1970年のアメリカから物語は始まる。大学で機械工学を学び、親友とふたりで会社を設立したダニエル・デイヴィス(畑中智行)は、婚約者と親友に裏切られ会社も、開発したロボット「ハイヤードガール」の権利も、全てを失ってしまう。彼に残されたのは飼い猫のピート(筒井俊作)だけ……。ダニエルは裏切り者ふたりへの復讐を誓うが、逆に彼らの手にかかり30年間コールドスリープで眠り続けることに。再び目覚めたのは2000年、憎きふたりの消息はわからないどころか、不可解な出来事が次々に起こり……。
原作を知らずこの舞台を観たなら、最初はディテールのはしばしに「あれ、この感じどこかで知っているかも?」となるかもしれない。『夏への扉』が発表されたのは1956年、今から60年以上前だ。つまりこの作品こそが“SFにおける古典”であり、“元祖”というわけなのだ。しかし、この作品が名作たるゆえんは「挫折したひとりの青年がいかに再起するか、しかも起死回生の一手で」というストーリーの面白さだろう。
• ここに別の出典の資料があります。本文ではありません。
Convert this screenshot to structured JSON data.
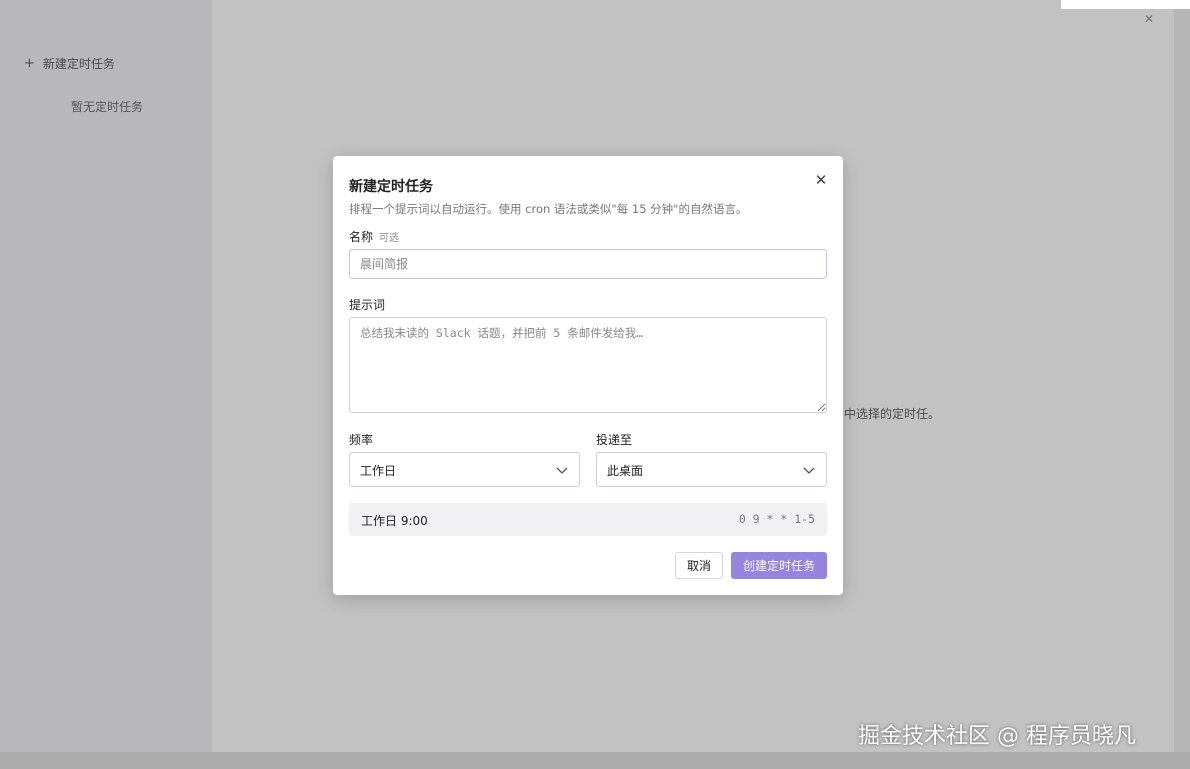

スピーディーに展開されるリベンジの鮮やかさ、時空を越えて成功させる伏線回収の見事さは、まさに“爽快”のひと言!
初演からの続投でダニエルを演じる畑中は、どん底まで落ちながらも周囲の支えもあり、見事に復活を果たす主人公を好演。物語が進むにつれ、ダニエルの復讐は「人」へ向かうのではなく、彼がリベンジを果たすのは、“自分自身の人生”であったことがわかる。畑中の繊細な演技により、ダニエルの成長譚でもあることを改めて気付かされた。愛猫・ピートをユーモラスに演じた筒井とのコンビネーションも絶妙で、ふたりでストーリーテリングを巧みに担ってゆく。
ダニエルに好意を持ち彼の味方となるリッキイを演じたのは木村玲衣。11歳から21歳まで、少女から大人の女性への演じ分けを見事にこなす。ダニエルを裏切る婚約者ベルを演じた原田樹里は、バービー人形のようなビジュアルや今までにない“悪女”っぷりで存在感を放つ。
初演時は公演中に東日本大震災が発生。劇団としても満を持しての再演であり、“リベンジ”でもある。新たな一歩を踏み出すことが多いこの季節に、前へと向かう原動力を貰えるような作品だった。
東京公演は3月25日(日)までサンシャイン劇場、関西公演は3月28日(水)・29日(木)に兵庫・明石市民会館大ホール アワーズホールにて上演。